UPDATED: Denmark’s justice minister admitted on Friday that the US sent a rendition flight to Copenhagen Airport that was meant to capture whistleblower Edward Snowden and return him to the United States.

Denmark confirms US sent rendition flight for Snowden
Snowden speaking via teleconference when he was awarded a Norwegian freedom of expression prize in September. Photo: Svein Ove Ekornesvåg / NTB scanpix
The revelation that the US landed a private aircraft in Copenhagen intended to capture Snowden in June 2013 was first reported last month by the Danish online media Denfri, but Danish officials initially denied the report. 
 
On Friday however it was reported that Justice Minister Søren Pind told parliament’s Legal Affairs Committee that the Danish government did allow the Americans to use both Danish airspace and the airport knowing full well that the aircraft was intended to take a captured Snowden back to the US. 
 
“The purpose of the plane’s presence at Copenhagen Airport was apparently to have the ability to transport Edward Snowden to the USA in case he was delivered from Russia or another country,” Pind said in a written statement. 
 
As recently as Wednesday, Pind said that he “wasn’t aware of the purpose of the aircraft in question”.
 
Denfri first broke the news after obtaining heavily-redacted documents from the Justice Ministry to follow up on a 2014 report from The Register that revealed that a US government jet previously used on CIA rendition flights was sent to Europe with the goal of nabbing Snowden.
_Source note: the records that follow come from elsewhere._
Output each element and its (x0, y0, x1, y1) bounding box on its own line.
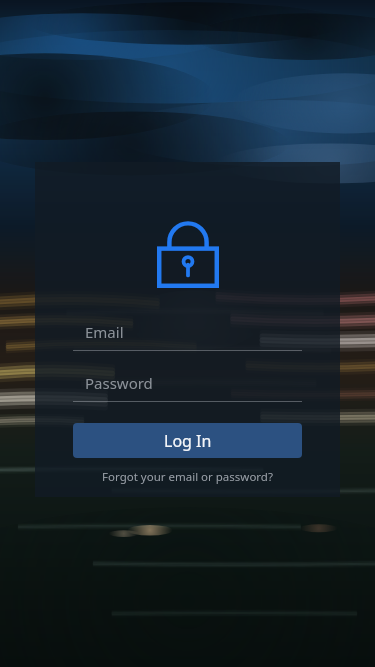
staticText: Password (85, 373, 153, 393)
button[interactable]: Log In (73, 423, 302, 458)
other: Secure login (157, 210, 219, 288)
button[interactable]: Password (73, 373, 302, 402)
button[interactable]: Email (73, 322, 302, 351)
staticText: Forgot your email or password? (102, 469, 273, 485)
button[interactable]: Forgot your email or password? (73, 469, 302, 485)
staticText: Log In (164, 430, 212, 452)
staticText: Email (85, 322, 124, 342)
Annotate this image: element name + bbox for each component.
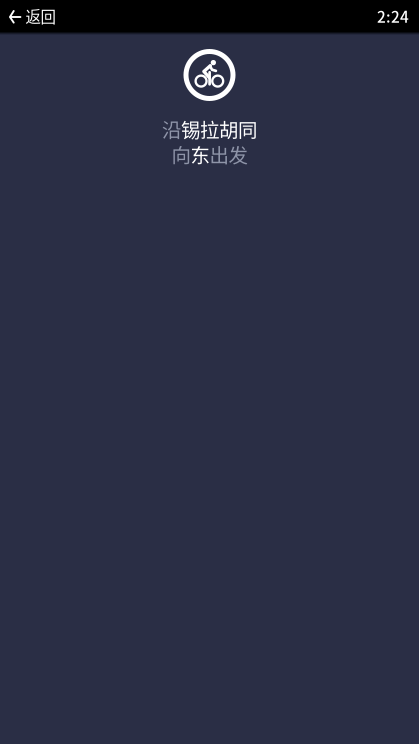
staticText: 2:24 bbox=[377, 5, 409, 27]
staticText: 沿 bbox=[162, 115, 181, 143]
staticText: 锡拉胡同 bbox=[181, 115, 257, 143]
staticText: 向 bbox=[172, 140, 190, 168]
button[interactable]: 返回 bbox=[0, 0, 63, 32]
staticText: 出发 bbox=[210, 140, 248, 168]
staticText: 东 bbox=[190, 140, 210, 168]
staticText: 返回 bbox=[25, 5, 55, 27]
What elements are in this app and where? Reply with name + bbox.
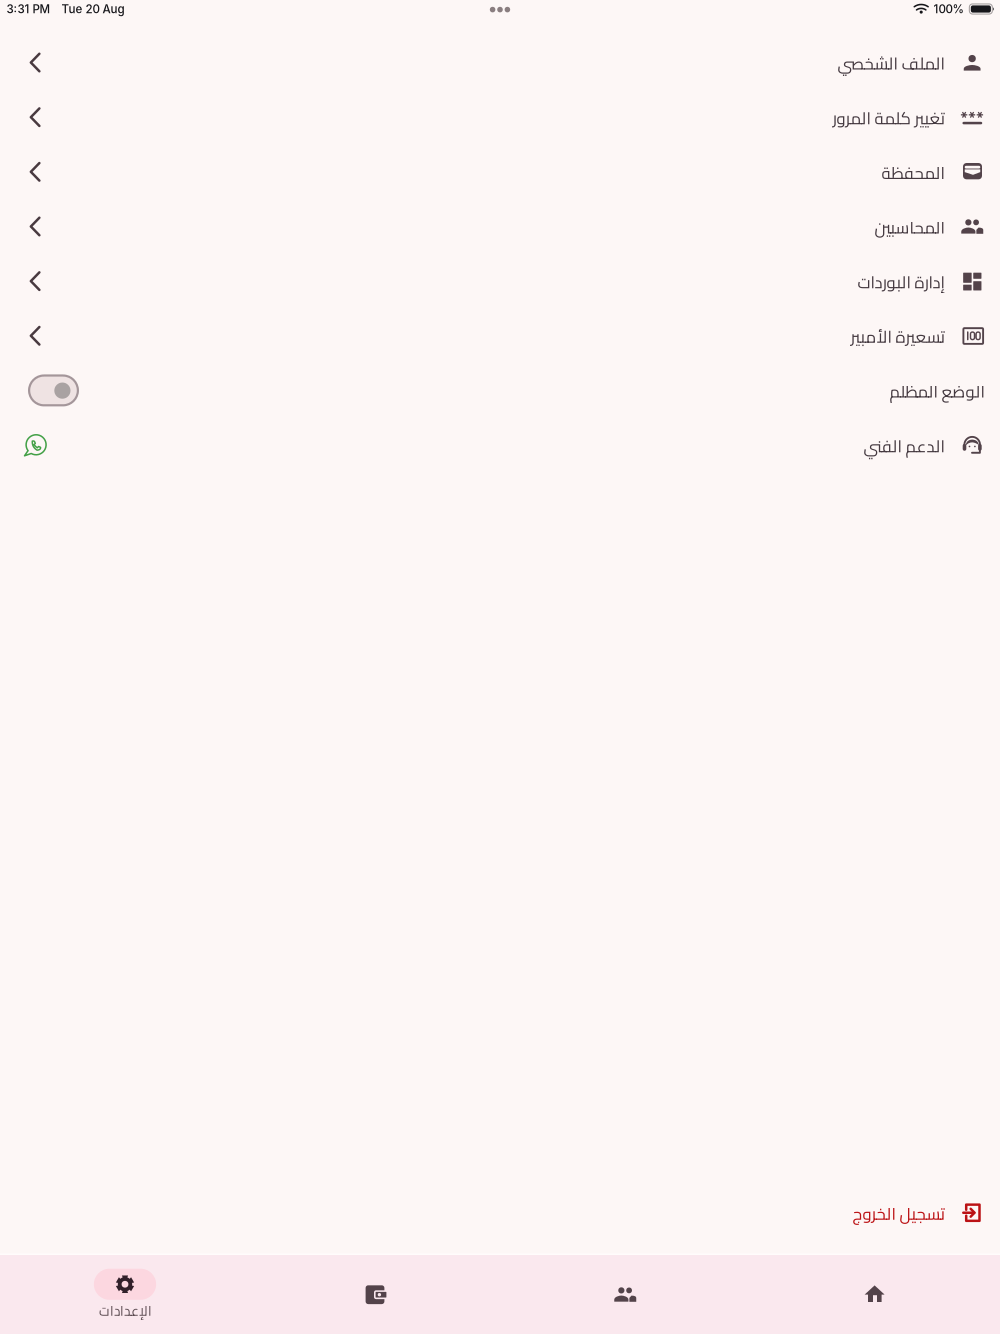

That report stated that the flight landed and waited at Copenhagen Airport, something that was never confirmed by Danish authorities. 
 
Documents Denfri obtained from the Justice Ministry confirmed that the US-owned Gulfstream aircraft was given permission to land in Copenhagen as Snowden was stranded at Moscow’s Sheremetyevo airport waiting for Russia to grant him asylum. 
 
It had previously been reported that the US sought the help of Danish, Norwegian, Swedish and Finnish authorities in tracking down the NSA whistleblower. 
 
 
“The FBI requests that your service immediately notify the necessary and applicable agencies of the below information in the event that Snowden should board a flight from Moscow to one of your respective countries for either transit purposes or as a final destination,” a sent that the FBI sent out of the US Embassy in Copenhagen read. 
 
In November, Prime Minister Lars Løkke Rasmussen dismissed calls from Denmark’s left wing to offer the whistleblower asylum
 
“I have a very hard time seeing what the reasoning would be for parliament to pass a special law taking the extraordinary step of offering an American citizen political amnesty in Denmark,” Rasmussen said.
 
“He is sought for a series of legal violations; that's what he is. And the US is a democratic constitutional state,” he added. 
 
Snowden used the Denfri revelations to accuse the PM of “having a secret”:
 
Reacting to the disclosure, Snowden on Friday tweeted that it “seems to confirm Denmark intended to violate principle of non-refoulement as I sought asylum”.
 
According to the UN Convention on the Status of Refugees, the principle of non-refoulement stipulates that “no one shall expel or return ('refouler') a refugee against his or her will, in any manner whatsoever, to a territory where he or she fears threats to life or freedom.”
 
Snowden, 32, has been living in exile in Russia since June 2013, after stealing electronic documents from the US National Security Agency that revealed its secret surveillance programmes.
 
The US government has charged him with espionage and theft of government property, crimes for which he could be imprisoned for 30 years if found guilty.
 
Snowden was recently tipped as a favourite to win this year's Nobel Peace Prize by Nobel watcher Kristian Berg Harpviken, the director of the Peace Research Institute of Oslo.